Ma nel giorno in cui l’Italia viene condannata alla multa record di 40 milioni di euro per non essere stata capace, dalla condanna avvenuta nel 2007 ad oggi, di mettersi in regola sulle discariche, salta gli occhi il fatto che regioni come la Sicilia abbiano praticamente la stessa percentuale di ricorso alla discarica di Paesi come la Romania. Mentre, sempre nell’isola, la raccolta differenziata è ferma poco sopra al 10 per cento, la peggiore performance nazionale. Poco sopra ci sono Calabria (14,7 per cento), Molise (19.9), Puglia (22), Basilicata (25,8), Lazio (26.5) e Liguria (31.5). Le Regioni migliori sono invece Veneto e Trentino con il 64,6 per cento di raccolta differenziata, seguite da Friuli Venezia Giulia (59.1), Piemonte (54,6) e Lombardia (53,3). Ma anche in questi casi si tratta di un risultato più che deludente se si pensa che la legge italiana imponeva già per il 2008 il raggiungimento di quota 45 per cento, mentre per il 2012 l’asticella era fissata per tutti al 65.
I termovalorizzatori operativi sul territorio nazionale sono in tutto 45, di cui 28 al nord dove sono anche quelli con una capacità di smaltimento più importante: si tratta degli impianti di Brescia, Milano e Torino che, con l’impianto campano di Acerra (gestita però dalla lombarda A2a) rappresentano il 34,5 per cento del totale della capacità complessiva a livello nazionale.

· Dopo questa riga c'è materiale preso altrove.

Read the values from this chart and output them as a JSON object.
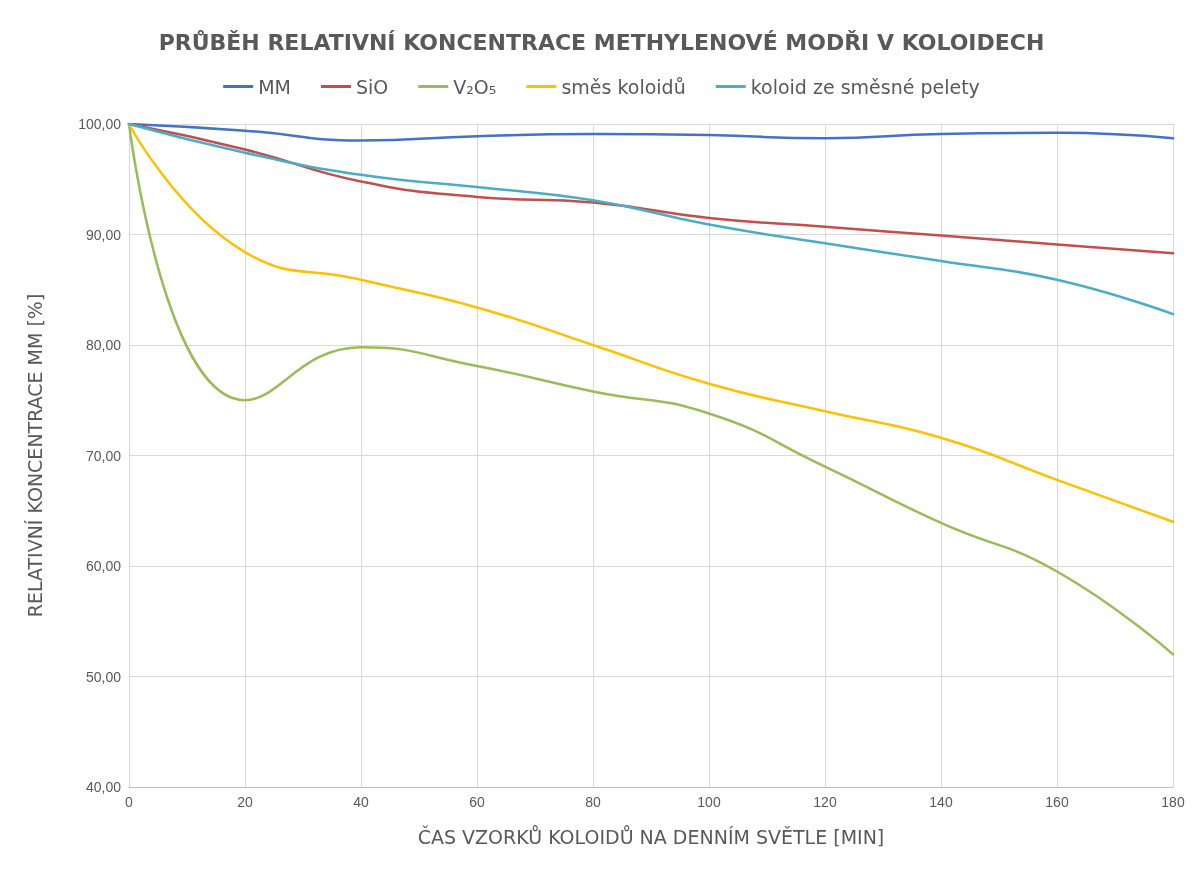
{
  "chart_data": {
    "type": "line",
    "title": "PRŮBĚH RELATIVNÍ KONCENTRACE METHYLENOVÉ MODŘI V KOLOIDECH",
    "xlabel": "ČAS VZORKŮ KOLOIDŮ NA DENNÍM SVĚTLE [MIN]",
    "ylabel": "RELATIVNÍ KONCENTRACE MM [%]",
    "x": [
      0,
      20,
      40,
      60,
      80,
      100,
      120,
      140,
      160,
      180
    ],
    "series": [
      {
        "name": "MM",
        "color": "#4472c4",
        "values": [
          100,
          99.4,
          98.5,
          98.9,
          99.1,
          99.0,
          98.7,
          99.1,
          99.2,
          98.7
        ]
      },
      {
        "name": "SiO",
        "color": "#c0504d",
        "values": [
          100,
          97.7,
          94.8,
          93.4,
          92.9,
          91.5,
          90.7,
          89.9,
          89.1,
          88.3
        ]
      },
      {
        "name": "V₂O₅",
        "color": "#9bbb59",
        "values": [
          100,
          75.0,
          79.8,
          78.1,
          75.8,
          73.8,
          69.0,
          63.9,
          59.5,
          52.0
        ]
      },
      {
        "name": "směs koloidů",
        "color": "#ffc000",
        "values": [
          100,
          88.4,
          85.9,
          83.4,
          80.0,
          76.5,
          74.0,
          71.6,
          67.8,
          64.0
        ]
      },
      {
        "name": "koloid ze směsné pelety",
        "color": "#4bacc6",
        "values": [
          100,
          97.4,
          95.4,
          94.3,
          93.1,
          90.9,
          89.2,
          87.6,
          85.9,
          82.8
        ]
      }
    ],
    "xlim": [
      0,
      180
    ],
    "xticks": [
      0,
      20,
      40,
      60,
      80,
      100,
      120,
      140,
      160,
      180
    ],
    "ylim": [
      40,
      100
    ],
    "yticks": [
      {
        "value": 40,
        "label": "40,00"
      },
      {
        "value": 50,
        "label": "50,00"
      },
      {
        "value": 60,
        "label": "60,00"
      },
      {
        "value": 70,
        "label": "70,00"
      },
      {
        "value": 80,
        "label": "80,00"
      },
      {
        "value": 90,
        "label": "90,00"
      },
      {
        "value": 100,
        "label": "100,00"
      }
    ],
    "grid": true,
    "legend": "top",
    "marker": "none",
    "line_style": "solid"
  }
}
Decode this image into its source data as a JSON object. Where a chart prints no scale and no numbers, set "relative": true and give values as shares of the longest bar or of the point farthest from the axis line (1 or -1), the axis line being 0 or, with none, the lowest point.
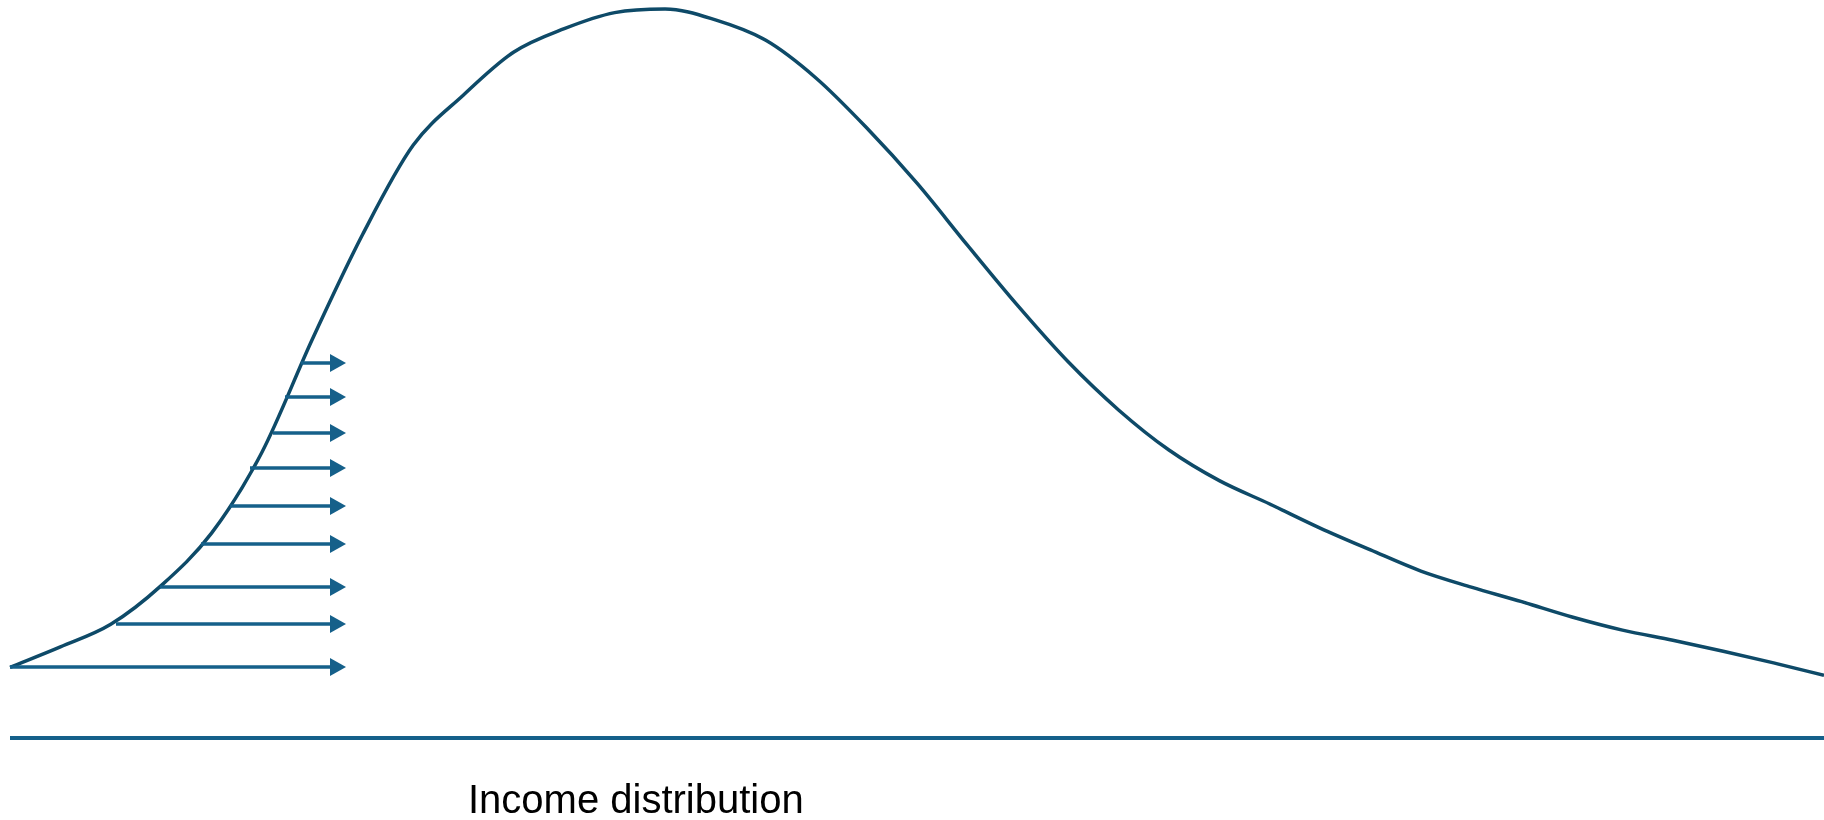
{
  "chart_data": {
    "type": "line",
    "relative": true,
    "xlabel": "Income distribution",
    "marker": "none",
    "line_style": "solid",
    "legend": false,
    "categories": [
      null,
      null,
      null,
      null,
      null,
      null,
      null,
      null,
      null,
      null,
      null,
      null,
      null,
      null,
      null,
      null,
      null,
      null,
      null,
      null,
      null,
      null,
      null,
      null,
      null,
      null,
      null,
      null,
      null,
      null,
      null,
      null,
      null,
      null,
      null,
      null,
      null
    ],
    "series": [
      {
        "color": "#0e4a68",
        "values": [
          0.097,
          0.125,
          0.156,
          0.209,
          0.281,
          0.392,
          0.547,
          0.691,
          0.813,
          0.882,
          0.941,
          0.973,
          0.995,
          1,
          0.985,
          0.957,
          0.905,
          0.837,
          0.761,
          0.676,
          0.593,
          0.516,
          0.45,
          0.395,
          0.353,
          0.321,
          0.288,
          0.258,
          0.229,
          0.207,
          0.187,
          0.166,
          0.148,
          0.134,
          0.119,
          0.103,
          0.086
        ]
      }
    ]
  }
}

In tutto hanno smaltito nel 2013 5,8 milioni di tonnellate, mentre hanno una capacità teorica di trattamento per 7,3 milioni. La differenza tra le due cifre è coperta quasi integralmente dagli impianti del nord che dunque sono i principali indiziati per accogliere i rifiuti dalle altre regioni, anche se è presto per parlare di un rischio invasione dal sud, come pure temono gli amministratori regionali che hanno lanciato l’allarme all’indomani dell’approvazione del decreto Sblocca Italia. Resta l’opzione di riattivare i 7 impianti attualmente non operativi, come nel caso del gassificatore di Roma. O di costruirne dei nuovi.

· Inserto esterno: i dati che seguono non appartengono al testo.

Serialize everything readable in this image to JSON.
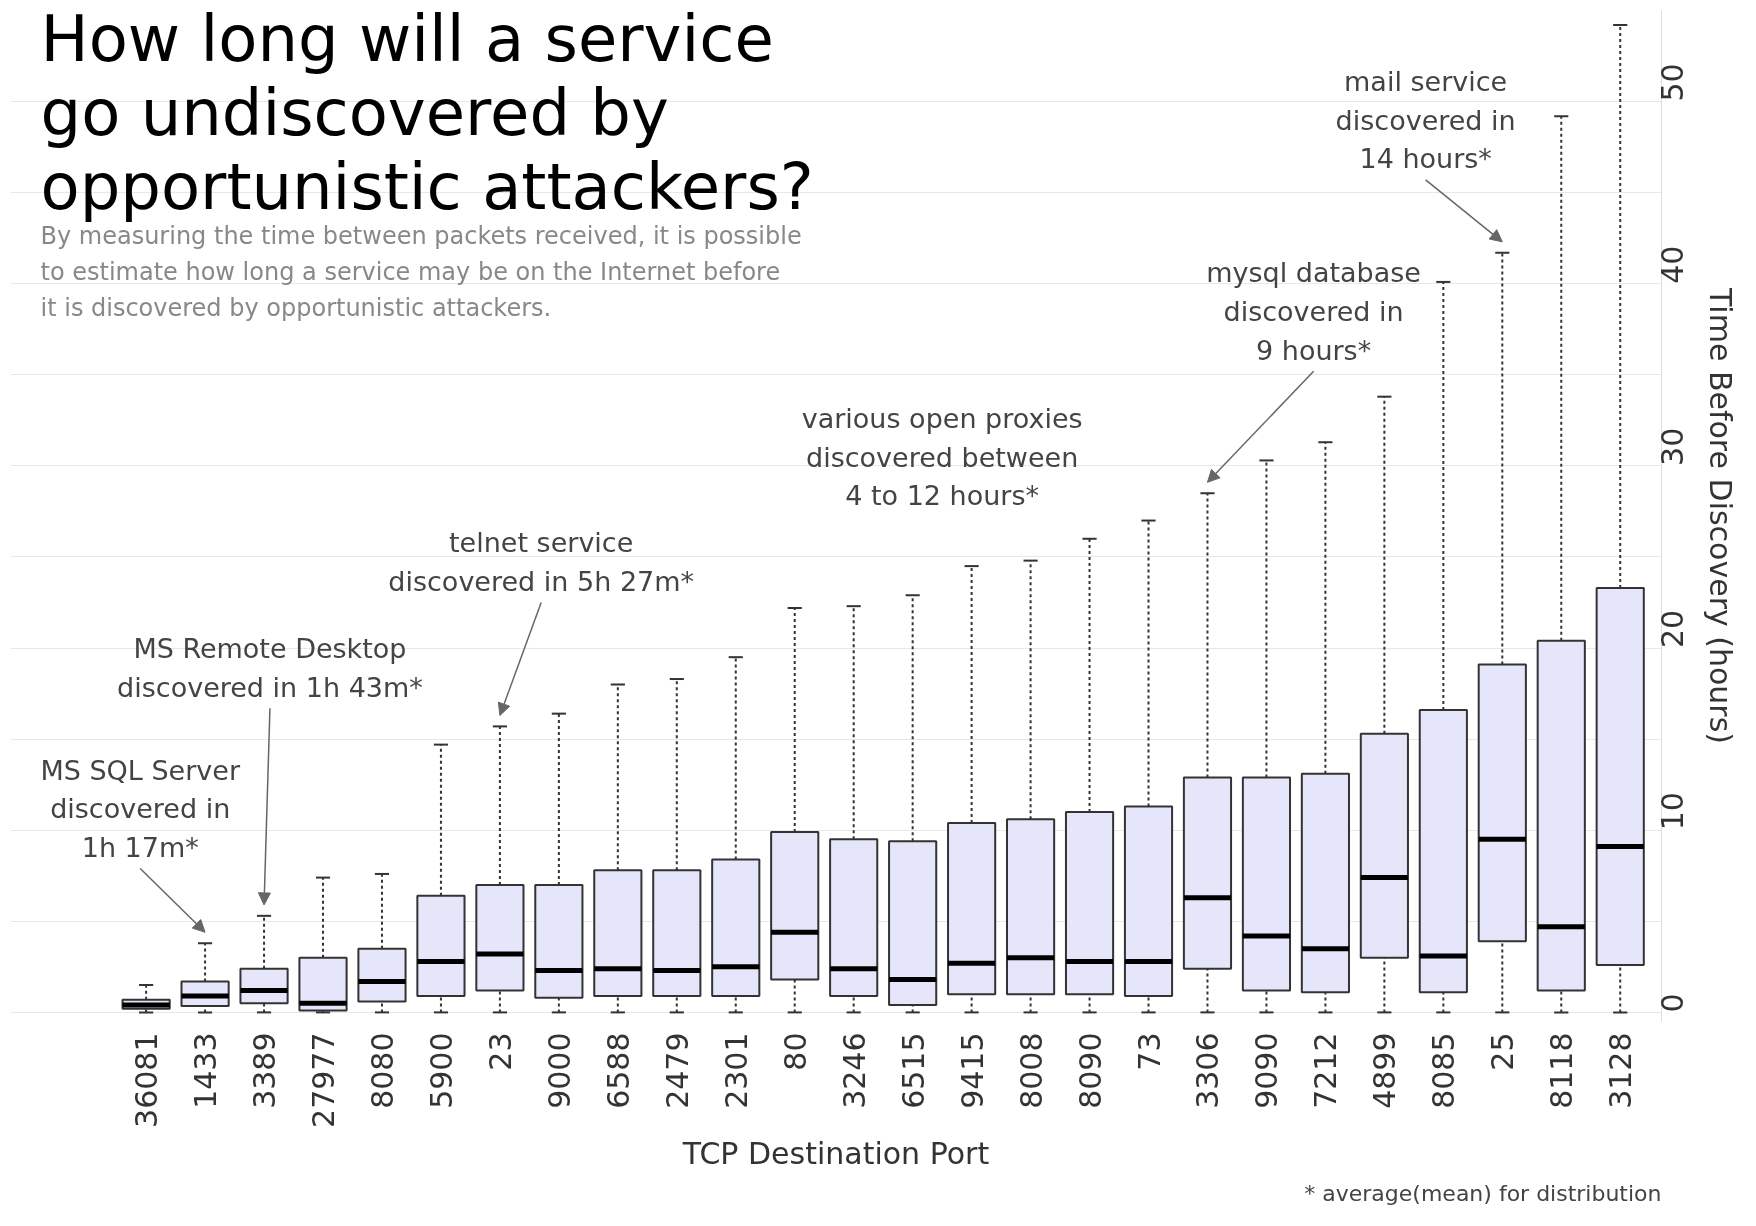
{
  "chart_data": {
    "type": "box",
    "title": "How long will a service go undiscovered by opportunistic attackers?",
    "subtitle": "By measuring the time between packets received, it is possible to estimate how long a service may be on the Internet before it is discovered by opportunistic attackers.",
    "xlabel": "TCP Destination Port",
    "ylabel": "Time Before Discovery (hours)",
    "categories": [
      "36081",
      "1433",
      "3389",
      "27977",
      "8080",
      "5900",
      "23",
      "9000",
      "6588",
      "2479",
      "2301",
      "80",
      "3246",
      "6515",
      "9415",
      "8008",
      "8090",
      "73",
      "3306",
      "9090",
      "7212",
      "4899",
      "8085",
      "25",
      "8118",
      "3128"
    ],
    "series": [
      {
        "color": "#e6e6fa",
        "boxes": [
          {
            "low": 0,
            "q1": 0.2,
            "median": 0.4,
            "q3": 0.7,
            "high": 1.5
          },
          {
            "low": 0,
            "q1": 0.35,
            "median": 0.9,
            "q3": 1.7,
            "high": 3.8
          },
          {
            "low": 0,
            "q1": 0.5,
            "median": 1.2,
            "q3": 2.4,
            "high": 5.3
          },
          {
            "low": 0,
            "q1": 0.1,
            "median": 0.5,
            "q3": 3.0,
            "high": 7.4
          },
          {
            "low": 0,
            "q1": 0.6,
            "median": 1.7,
            "q3": 3.5,
            "high": 7.6
          },
          {
            "low": 0,
            "q1": 0.9,
            "median": 2.8,
            "q3": 6.4,
            "high": 14.7
          },
          {
            "low": 0,
            "q1": 1.2,
            "median": 3.2,
            "q3": 7.0,
            "high": 15.7
          },
          {
            "low": 0,
            "q1": 0.8,
            "median": 2.3,
            "q3": 7.0,
            "high": 16.4
          },
          {
            "low": 0,
            "q1": 0.9,
            "median": 2.4,
            "q3": 7.8,
            "high": 18.0
          },
          {
            "low": 0,
            "q1": 0.9,
            "median": 2.3,
            "q3": 7.8,
            "high": 18.3
          },
          {
            "low": 0,
            "q1": 0.9,
            "median": 2.5,
            "q3": 8.4,
            "high": 19.5
          },
          {
            "low": 0,
            "q1": 1.8,
            "median": 4.4,
            "q3": 9.9,
            "high": 22.2
          },
          {
            "low": 0,
            "q1": 0.9,
            "median": 2.4,
            "q3": 9.5,
            "high": 22.3
          },
          {
            "low": 0,
            "q1": 0.4,
            "median": 1.8,
            "q3": 9.4,
            "high": 22.9
          },
          {
            "low": 0,
            "q1": 1.0,
            "median": 2.7,
            "q3": 10.4,
            "high": 24.5
          },
          {
            "low": 0,
            "q1": 1.0,
            "median": 3.0,
            "q3": 10.6,
            "high": 24.8
          },
          {
            "low": 0,
            "q1": 1.0,
            "median": 2.8,
            "q3": 11.0,
            "high": 26.0
          },
          {
            "low": 0,
            "q1": 0.9,
            "median": 2.8,
            "q3": 11.3,
            "high": 27.0
          },
          {
            "low": 0,
            "q1": 2.4,
            "median": 6.3,
            "q3": 12.9,
            "high": 28.5
          },
          {
            "low": 0,
            "q1": 1.2,
            "median": 4.2,
            "q3": 12.9,
            "high": 30.3
          },
          {
            "low": 0,
            "q1": 1.1,
            "median": 3.5,
            "q3": 13.1,
            "high": 31.3
          },
          {
            "low": 0,
            "q1": 3.0,
            "median": 7.4,
            "q3": 15.3,
            "high": 33.8
          },
          {
            "low": 0,
            "q1": 1.1,
            "median": 3.1,
            "q3": 16.6,
            "high": 40.1
          },
          {
            "low": 0,
            "q1": 3.9,
            "median": 9.5,
            "q3": 19.1,
            "high": 41.7
          },
          {
            "low": 0,
            "q1": 1.2,
            "median": 4.7,
            "q3": 20.4,
            "high": 49.2
          },
          {
            "low": 0,
            "q1": 2.6,
            "median": 9.1,
            "q3": 23.3,
            "high": 54.2
          }
        ]
      }
    ],
    "ylim": [
      -0.5,
      55
    ],
    "yticks": [
      0,
      {
        "value": 5,
        "label": null
      },
      10,
      {
        "value": 15,
        "label": null
      },
      20,
      {
        "value": 25,
        "label": null
      },
      30,
      {
        "value": 35,
        "label": null
      },
      40,
      {
        "value": 45,
        "label": null
      },
      50
    ],
    "grid": "y",
    "annotations": [
      "MS SQL Server\ndiscovered in\n1h 17m*",
      "MS Remote Desktop\ndiscovered in 1h 43m*",
      "telnet service\ndiscovered in 5h 27m*",
      "various open proxies\ndiscovered between\n4 to 12 hours*",
      "mysql database\ndiscovered in\n9 hours*",
      "mail service\ndiscovered in\n14 hours*",
      "* average(mean) for distribution"
    ]
  }
}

Ma la prima carta da giocare sembra quella di utilizzare quel che c’è. “Per realizzare, come ci chiede l’Europa, l’autosufficienza nazionale nella gestione dei rifiuti urbani – si legge nel rapporto – risulta necessario in prima istanza far ‘lavorare’ gli impianti al limite del carico termico autorizzato consentendo agli stessi di ricevere rifiuti urbani provenienti da altre regioni”. Ciò vuol dire che il rapporto in questione fornirà al governo i dati utili a stabilire quale sia l’effettiva capacità degli impianti attualmente in funzione e quelli da realizzare per coprire il fabbisogno residuo in modo da “attuare – si legge ancora nel documento – un sistema integrato e moderno di gestione di tali rifiuti atto a conseguire la sicurezza nazionale nell’autosufficienza e superare le procedure di infrazione per mancata attuazione delle norme europee di settore nonché limitare il conferimento di rifiuti in discarica”.